This article focuses on the issue of moderating content on online platforms, such as games and social communities, to prevent hate speech, cyberbullying, harassment, and scams, and presents a solution using various services provided by Amazon Web Services (AWS).
Social platforms need a moderation solution that is easy to initiate, customisable, and considers factors like latency and cost. Currently, many companies rely on human moderators to review toxic content, but this process can be time-consuming and challenging to scale. Therefore, the article proposes using Amazon’s services to automate moderation using various APIs and machine learning models.
One proposed approach is to use audio and text chat moderation using Amazon Transcribe, Amazon Comprehend, Amazon Bedrock, and Amazon OpenSearch Service. These services can classify toxic content using large language models (LLMs), balance simplicity, latency, cost, and offer flexibility to various requirements. The entire process can be initiated when users report violations, such as profanity, hate speech, or harassment.
The proposed workflow involves receiving the audio file, storing it on Amazon S3 bucket, and then invoking the Amazon Transcribe StartTranscriptionJob API with Toxicity Detection enabled. If the toxicity analysis returns a score exceeding a certain threshold, for example, 50%, Amazon Bedrock can evaluate the message against customized policies using LLMs.
The human moderator receives an audio moderation report highlighting the conversation segments considered toxic and in violation of policy, allowing them to make an informed decision. The system can also be triggered proactively, recording all conversations and applying analysis on its own.

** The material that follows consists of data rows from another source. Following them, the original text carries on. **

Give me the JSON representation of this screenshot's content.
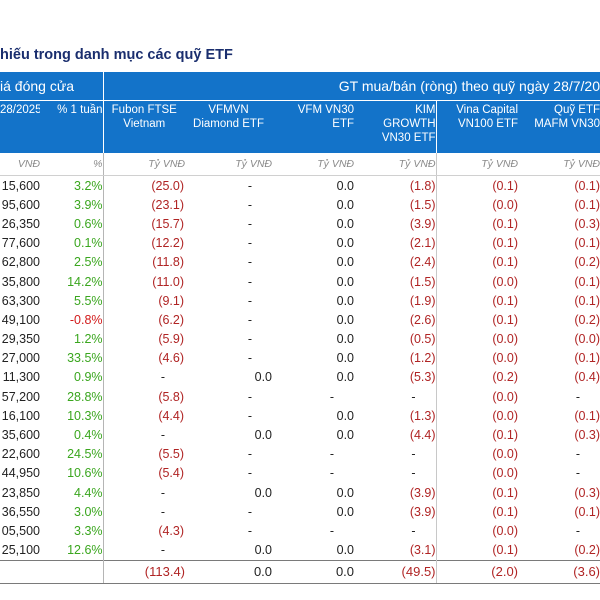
{
  "title": "hiếu trong danh mục các quỹ ETF",
  "header_band": {
    "left": "iá đóng cửa",
    "right": "GT mua/bán (ròng) theo quỹ ngày 28/7/20"
  },
  "columns": [
    {
      "label_lines": [
        "28/2025"
      ],
      "unit": "VNĐ"
    },
    {
      "label_lines": [
        "% 1 tuần"
      ],
      "unit": "%"
    },
    {
      "label_lines": [
        "Fubon FTSE",
        "Vietnam"
      ],
      "unit": "Tỷ VNĐ"
    },
    {
      "label_lines": [
        "VFMVN",
        "Diamond ETF"
      ],
      "unit": "Tỷ VNĐ"
    },
    {
      "label_lines": [
        "VFM VN30",
        "ETF"
      ],
      "unit": "Tỷ VNĐ"
    },
    {
      "label_lines": [
        "KIM",
        "GROWTH",
        "VN30 ETF"
      ],
      "unit": "Tỷ VNĐ"
    },
    {
      "label_lines": [
        "Vina Capital",
        "VN100 ETF"
      ],
      "unit": "Tỷ VNĐ"
    },
    {
      "label_lines": [
        "Quỹ ETF",
        "MAFM VN30"
      ],
      "unit": "Tỷ VNĐ"
    }
  ],
  "rows": [
    [
      "15,600",
      "3.2%",
      "(25.0)",
      "-",
      "0.0",
      "(1.8)",
      "(0.1)",
      "(0.1)"
    ],
    [
      "95,600",
      "3.9%",
      "(23.1)",
      "-",
      "0.0",
      "(1.5)",
      "(0.0)",
      "(0.1)"
    ],
    [
      "26,350",
      "0.6%",
      "(15.7)",
      "-",
      "0.0",
      "(3.9)",
      "(0.1)",
      "(0.3)"
    ],
    [
      "77,600",
      "0.1%",
      "(12.2)",
      "-",
      "0.0",
      "(2.1)",
      "(0.1)",
      "(0.1)"
    ],
    [
      "62,800",
      "2.5%",
      "(11.8)",
      "-",
      "0.0",
      "(2.4)",
      "(0.1)",
      "(0.2)"
    ],
    [
      "35,800",
      "14.2%",
      "(11.0)",
      "-",
      "0.0",
      "(1.5)",
      "(0.0)",
      "(0.1)"
    ],
    [
      "63,300",
      "5.5%",
      "(9.1)",
      "-",
      "0.0",
      "(1.9)",
      "(0.1)",
      "(0.1)"
    ],
    [
      "49,100",
      "-0.8%",
      "(6.2)",
      "-",
      "0.0",
      "(2.6)",
      "(0.1)",
      "(0.2)"
    ],
    [
      "29,350",
      "1.2%",
      "(5.9)",
      "-",
      "0.0",
      "(0.5)",
      "(0.0)",
      "(0.0)"
    ],
    [
      "27,000",
      "33.5%",
      "(4.6)",
      "-",
      "0.0",
      "(1.2)",
      "(0.0)",
      "(0.1)"
    ],
    [
      "11,300",
      "0.9%",
      "-",
      "0.0",
      "0.0",
      "(5.3)",
      "(0.2)",
      "(0.4)"
    ],
    [
      "57,200",
      "28.8%",
      "(5.8)",
      "-",
      "-",
      "-",
      "(0.0)",
      "-"
    ],
    [
      "16,100",
      "10.3%",
      "(4.4)",
      "-",
      "0.0",
      "(1.3)",
      "(0.0)",
      "(0.1)"
    ],
    [
      "35,600",
      "0.4%",
      "-",
      "0.0",
      "0.0",
      "(4.4)",
      "(0.1)",
      "(0.3)"
    ],
    [
      "22,600",
      "24.5%",
      "(5.5)",
      "-",
      "-",
      "-",
      "(0.0)",
      "-"
    ],
    [
      "44,950",
      "10.6%",
      "(5.4)",
      "-",
      "-",
      "-",
      "(0.0)",
      "-"
    ],
    [
      "23,850",
      "4.4%",
      "-",
      "0.0",
      "0.0",
      "(3.9)",
      "(0.1)",
      "(0.3)"
    ],
    [
      "36,550",
      "3.0%",
      "-",
      "-",
      "0.0",
      "(3.9)",
      "(0.1)",
      "(0.1)"
    ],
    [
      "05,500",
      "3.3%",
      "(4.3)",
      "-",
      "-",
      "-",
      "(0.0)",
      "-"
    ],
    [
      "25,100",
      "12.6%",
      "-",
      "0.0",
      "0.0",
      "(3.1)",
      "(0.1)",
      "(0.2)"
    ]
  ],
  "totals": [
    "",
    "",
    "(113.4)",
    "0.0",
    "0.0",
    "(49.5)",
    "(2.0)",
    "(3.6)"
  ],
  "colors": {
    "header_bg": "#1373c9",
    "title": "#1a2e6e",
    "positive": "#3aa61e",
    "negative": "#d21b1b",
    "parenthesized": "#b02424"
  }
}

Toxicity Detection in Amazon Transcribe uses machine learning to identify and classify toxic content across seven categories including sexual harassment, hate speech, threats, abuse, graphic language etc. The benefits of LLMs is their flexibility. They allow for modifying prompts in human language, leading to improved efficiency and reduced time to train the models.
Amazon Bedrock knowledge bases, another component of this system, is a managed Retrieval Augmented Generation (RAG) system. Policies can be flexibly managed in this system, retrieving only relevant policy segments for each input message which are analyzed by LLMs.
The text chat moderation workflow is similar, but uses Amazon Comprehend toxicity analysis, which is tailored for text moderation. If the toxicity analysis returns a toxicity score exceeding a certain threshold, Amazon Bedrock can evaluate the message against customized policies using the LLM.
In conclusion, Amazon provides various resources for moderating content on social platforms, making it easier to detect toxic messages and prevent violations. These solutions use pre-trained models for toxicity analysis and can be further optimized by using generative LLMs, striking a balance between accuracy, cost, and latency.